BYU (13-3, 4-1) is currently No. 29 in the NCAA’s NET rankings and is widely considered an NCAA Tournament team. ESPN bracketologist Joe Lunardi, for example, projects the Cougars as a No. 9 seed. 


Cougars on the air

BYU (13-3, 4-1)

at Pepperdine (6-7, 2-2)

Wednesday, 1 p.m. MST

Firestone Fieldhouse, Malibu, Calif.


Radio: 1160 AM, 102.7 FM

BYU has earned impressive road wins at Utah State, San Diego State, Saint Mary’s and San Francisco. It owns a 3-3 record in Quad 1 games and those three losses have come at the hands of USC (12-3), Boise State (13-1), and Gonzaga (15-0), with a combined win-loss record of 40-4. 

How do the Cougars feel about their performance thus far? 

“I’ve been pretty satisfied. Of course, there are some games that you always want back — those three losses,” said senior Matt Haarms. “But I think we’ve learned a lot from those, especially that USC game. It’s the one we probably learned from most. We learned that we have to play as a team, not just a group of individuals. I would credit that loss to kind of defining our season, if we continue to be successful like we have been.”

Haarms is the only player on BYU’s roster with NCAA Tournament experience. 

Before transferring to BYU last spring, Haarms spent three seasons at Purdue, where he gained plenty of NCAA Tournament experience. Two years ago, Haarms scored 18 points and collected nine rebounds in a second-round win over Villanova. He helped the Boilermakers advance to the Elite Eight before they fell in a thriller to eventual national champion Virginia. 

Haarms knows all about grueling conference play, too. 

“Matt Haarms played in the Big Ten,” said assistant coach Chris Burgess. “They just beat each other up all year long.”

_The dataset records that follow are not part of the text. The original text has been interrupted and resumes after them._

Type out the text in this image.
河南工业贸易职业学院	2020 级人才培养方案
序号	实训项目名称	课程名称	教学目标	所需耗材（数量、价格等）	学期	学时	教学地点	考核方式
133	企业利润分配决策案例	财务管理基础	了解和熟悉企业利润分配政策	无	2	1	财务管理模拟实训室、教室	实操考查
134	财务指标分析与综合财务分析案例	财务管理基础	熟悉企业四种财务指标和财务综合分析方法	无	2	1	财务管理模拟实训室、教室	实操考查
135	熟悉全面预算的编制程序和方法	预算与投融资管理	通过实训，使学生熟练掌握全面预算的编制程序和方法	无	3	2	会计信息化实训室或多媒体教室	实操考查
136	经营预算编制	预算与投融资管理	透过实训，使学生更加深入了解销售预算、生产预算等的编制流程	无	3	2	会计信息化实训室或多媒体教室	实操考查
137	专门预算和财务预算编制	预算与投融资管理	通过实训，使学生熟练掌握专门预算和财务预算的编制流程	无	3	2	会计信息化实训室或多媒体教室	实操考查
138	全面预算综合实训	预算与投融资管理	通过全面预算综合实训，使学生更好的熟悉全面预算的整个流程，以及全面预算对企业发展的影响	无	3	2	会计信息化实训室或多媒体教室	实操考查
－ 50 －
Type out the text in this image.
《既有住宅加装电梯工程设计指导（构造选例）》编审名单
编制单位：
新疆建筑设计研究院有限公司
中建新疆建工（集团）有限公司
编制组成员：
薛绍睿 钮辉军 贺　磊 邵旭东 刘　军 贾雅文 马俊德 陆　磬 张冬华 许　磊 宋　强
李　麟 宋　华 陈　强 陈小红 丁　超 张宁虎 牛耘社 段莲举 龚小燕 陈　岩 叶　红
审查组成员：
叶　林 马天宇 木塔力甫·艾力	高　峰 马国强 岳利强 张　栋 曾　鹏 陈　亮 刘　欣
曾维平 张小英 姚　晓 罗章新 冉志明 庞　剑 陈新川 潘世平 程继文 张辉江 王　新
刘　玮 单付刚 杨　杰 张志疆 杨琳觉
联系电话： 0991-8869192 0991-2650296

Last Thursday, Haarms made all nine of his field goal attempts and scored a BYU career-high of 23 points in a blowout win over Portland. 

The WCC is a physical league — exemplified by guard Alex Barcello suffering a chipped tooth courtesy of an elbow in last Saturday’s win over Pepperdine — and BYU will be tested over the final weeks of the season. 

“Going forward, we have some really tough opponents left on the schedule. We just can’t get complacent,” Haarms said. “We’re a good team but don’t go ranking us AP No. 1 just yet. We have a lot of room to grow.

“We have to get better every single day. We have to continue to improve. We’re not a team that’s just better than people. We’re just a team that plays hard and we’re a team that grinds opponents out. We can’t forget that because that’s our identity.”

Coach Mark Pope instills in his team the importance of being resilient in the face of adversity — and frustration.

“It’s almost like these guys want to be frustrated, like we love it and can’t get enough of it,” he said. “That’s a real gift as a team, when it doesn’t turn you totally sideways.”

When BYU’s 16-point second-half lead was cut to just four, 55-51, against Pepperdine with less than seven minutes remaining, Pope called a timeout. 

“We just said we love this frustration. He made sure our whole focus was on getting stops,” said guard Trevin Knell, “ and not turning the ball over. The last six minutes we really took that to heart and played as a team and we got this win.”

The Cougars outscored the Waves 8-0 during the final three minutes to earn a 65-54 win.

BYU’s depth has been a blessing. But because so many Cougars are receiving playing time, it’s been tough to find consistent scorers. It’s not known, from game to game, which player might step up. 

“It’s a lot of fun. We know as a group that we’re really talented and we have a high ceiling but we know we have a lot to learn,” Barcello said. “That’s what gives us more confidence. We need to continue to improve every day. The sky’s the limit for this team as we go throughout the season.”

BYU has been a strong second-half team throughout the season. 

“One of the strengths we have is we have a lot of pieces. During the course of a game, you feel out the pieces,” Pope said. “Our guys have done a nice job responding in terms of we have a lot of pieces to play with and you finally find the right packages and we’re better. I’ve been proud of that. Energy-wise, our guys are on the floor fresh the whole game with very few exceptions. We can keep fresh bodies out there and that wears on teams also.”

Certainly, the Cougars have positioned themselves well so far for the NCAA Tournament. But they know there’s plenty of work ahead.